Pocas huellas quedan de Enrique Bello, a excepción de su poderosa gestión en el periodismo cultural, como si borrarse en lo personal fuera su máxima acción de arte. Como un artesano medieval. Hasta donde he podido rastrear, nació en Hualqui, ubicado en la ribera norte del río Biobío, en 1906. Familia numerosa de nueve hermanos; probablemente no se identificaba con el quehacer de su padre agricultor, por lo que no tardó en trasladarse a Santiago. Comienza a escribir, incluso se dice que habría publicado algunos poemas. Pero lo suyo era el periodismo. Colabora en los diarios La Opinión y La Nación y en revistas como Zig-Zag y Ecran, bajo el seudónimo de John Reed. Daniel Son (nombre de su padre) fue otra máscara que usó para firmar, aunque, sencillo y sin grandes ínfulas de reconocimiento, más frecuente era que acompañara sus artículos solo con las iniciales. Redactor del diario La Hora, dirigió Frente Popular, periódico antecesor de El Siglo. A este hombre alto, delgado, su pasión por la extensión cultural lo hacía subir y bajar las escaleras de la Casa Central de la Universidad de Chile, con su apariencia de actor inglés en algún viejo film de ambientación oriental, según Hernán Valdés. Como trabajaron juntos en Revista de Arte, cuenta que llegaba algo antes de mediodía,

y se entrega a su actividad favorita, que es comunicarse con los agregados culturales de las embajadas extranjeras. Suele hablar en distintos idiomas, uno tras otro o a la vez, entremezclándolos. Su interés es informarse de cuanto ocurre o está por ocurrir en el mundo de las artes y las letras, pero también hay en ello un placer por el contacto foráneo, por sentirse un hombre universal. Bello es, en el mejor sentido de la palabra, un snob. Alguien que constantemente está en busca de novedades, que luego difunde e introduce en el ámbito local de vanguardia de los movimientos artísticos mundiales, una de esas personas imprescindibles en un país aislado con una sociedad apática y conservadora. Ya en los años 50, con la creación de Pro-Arte, puso al día, por lo menos a una minoría selecta, de las ideas y las realizaciones artísticas más significativas del momento, que sin duda tuvieron influencia en la renovación local.6

Lo que Valdés pasa por alto es que nuestro hombre desestima la figuración, aspira a vivir sin ansiedad. Es un hacedor disciplinado pero libertario y con vocación gremial, cuestión muy poco esnob. Formó parte del directorio de la Sociedad de Escritores de Chile. a la que llamaban de «los Enriques», ya que estaba compuesta por L. Enrique Délano, Enrique Lihn, Enrique Moletto y él.7 Pero Hernán Valdés insiste:

Bello fuma con deleite, se comunica con París, con Roma, comenta las últimas exposiciones, las últimas declaraciones de personalidades con sus interlocutores en el fono, en voz alta, como si hablara desde un escenario, y por la tarde asiste a cócteles, o bien organiza fiestas, y entretanto a mí me encarga hacer entrevistas, buscar documentaciones, me hace revisar artículos, traducciones, enseñándome, sin dar la impresión, a eliminar lo superfluo, a agilizar, a hacer simpático lo árido.

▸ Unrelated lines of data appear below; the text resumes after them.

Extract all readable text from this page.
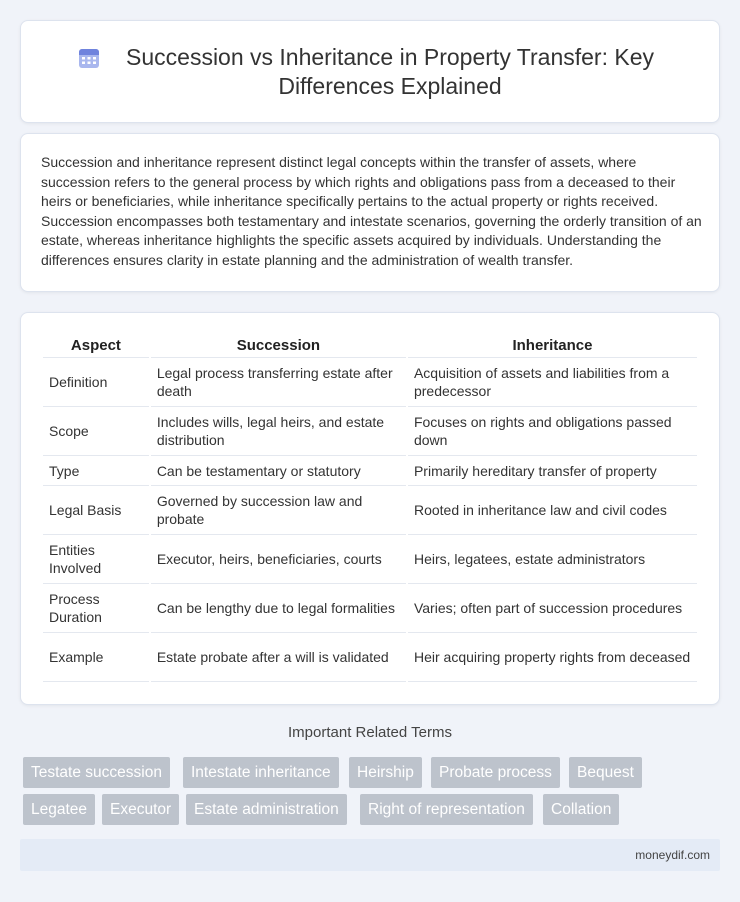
Succession vs Inheritance in Property Transfer: Key Differences Explained

Succession and inheritance represent distinct legal concepts within the transfer of assets, where succession refers to the general process by which rights and obligations pass from a deceased to their heirs or beneficiaries, while inheritance specifically pertains to the actual property or rights received. Succession encompasses both testamentary and intestate scenarios, governing the orderly transition of an estate, whereas inheritance highlights the specific assets acquired by individuals. Understanding the differences ensures clarity in estate planning and the administration of wealth transfer.

Aspect	Succession	Inheritance
Definition	Legal process transferring estate after death	Acquisition of assets and liabilities from a predecessor
Scope	Includes wills, legal heirs, and estate distribution	Focuses on rights and obligations passed down
Type	Can be testamentary or statutory	Primarily hereditary transfer of property
Legal Basis	Governed by succession law and probate	Rooted in inheritance law and civil codes
Entities Involved	Executor, heirs, beneficiaries, courts	Heirs, legatees, estate administrators
Process Duration	Can be lengthy due to legal formalities	Varies; often part of succession procedures
Example	Estate probate after a will is validated	Heir acquiring property rights from deceased
Important Related Terms
Testate succession	Intestate inheritance	Heirship	Probate process	Bequest
Legatee	Executor	Estate administration	Right of representation	Collation
moneydif.com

Jorge Teillier lo retrata en forma opuesta: «El cuello duro de la burocracia oficial lo transformó en una deportiva camisa abierta puesta a navegar por los vientos del país y de todo el mundo».8

Rebequita

Las más de las veces, las iniciativas institucionales siguen siendo en realidad una aventura cuya huella indeleble está marcada por una persona o un grupo. Digo esto porque cuando Luis Oyarzún, decano de la Facultad, renuncia abruptamente, se produce la desbandada. Para Valdés,

con la publicación de la Revista de Arte, (…) había querido ofrecer una visión universal del arte contemporáneo y de sus fundamentos estéticos. Aceptado a regañadientes, todo eso y mucho más había sido prontamente impugnado, desacreditado. La vieja guardia de profesores se había rebelado, protestaba por su desatención, por las constantes ausencias del decano y, sobre todo, por la orientación de la revista. Bello, apoyado por Lucho, sentía una indiferencia casi total por lo académico, por los rutinarios maestros locales, y como buen snob de buen gusto había privilegiado las nuevas corrientes, vinieran de donde vinieran. Lihn y yo le seguíamos en esta línea. Se corría la voz que la revista era un nido de xenófobos, advenedizos y maricas, que por las noches celebrábamos orgías, que el decano y sus empleados pasábamos más tiempo en las playas que en nuestros despachos. (…) Es cierto que Bello había ido un poco lejos. El último número de la revista había desatado un escándalo.

Y continúa Valdés:

Bello, que, como Parra, vivía hasta hacía poco con una sueca, acababa de enamorarse jubilosamente de una fotógrafa. Corrían juntos a todas partes, abrazados, subían a saltos la escalera de la Facultad, irrumpían en el despacho de Lucho tomados de la mano, interrumpiendo graves consejos, en fin, exhibían su amor. Inspirado por ella y junto con ella había decidido hacer un reportaje de arte sobre la Isla de Pascua. Y así fue como movieron a la Fuerza Aérea y a cuantas instituciones existían, a nombre de la Universidad, para ser transportados y hospedados, y cómo, según los detractores, un viaje de luna de miel se hizo bajo la cobertura de la revista y con fondos universitarios. Así y todo, el número, bien presentado gráficamente y bien documentado, fue un éxito. Pero Lucho estaba harto de rumores y quejas. No sólo de eso. El trabajo administrativo ya en sí le fastidiaba bastante.9

En realidad, Bello se había enamorado de la mujer que lo acompañaría el resto de su vida, Rebeca Yáñez, «famosísima fotógrafa en Europa, arte que había de abandonar por “estado de ánimo”».10 Al que no dejó más fue a Enrique, reuniéndose con él en el exilio y acompañándolo en el momento de su muerte en Berlín Oriental y luego en su entierro en Polonia, en una ceremonia conmovedora junto a su hijo Kiko y destacados amigos escritores. Balmaceda llegó a conocerlos bien, pues hicieron juntos un esforzado viaje en un Land Rover. En sus memorias cuenta que, a comienzos de la década de los sesenta, para hacer un documental sobre los ríos de la Patagonia, decidió irse por tierra con su mujer e hijo, convidando a Enrique y Rebequita, como todos le decían.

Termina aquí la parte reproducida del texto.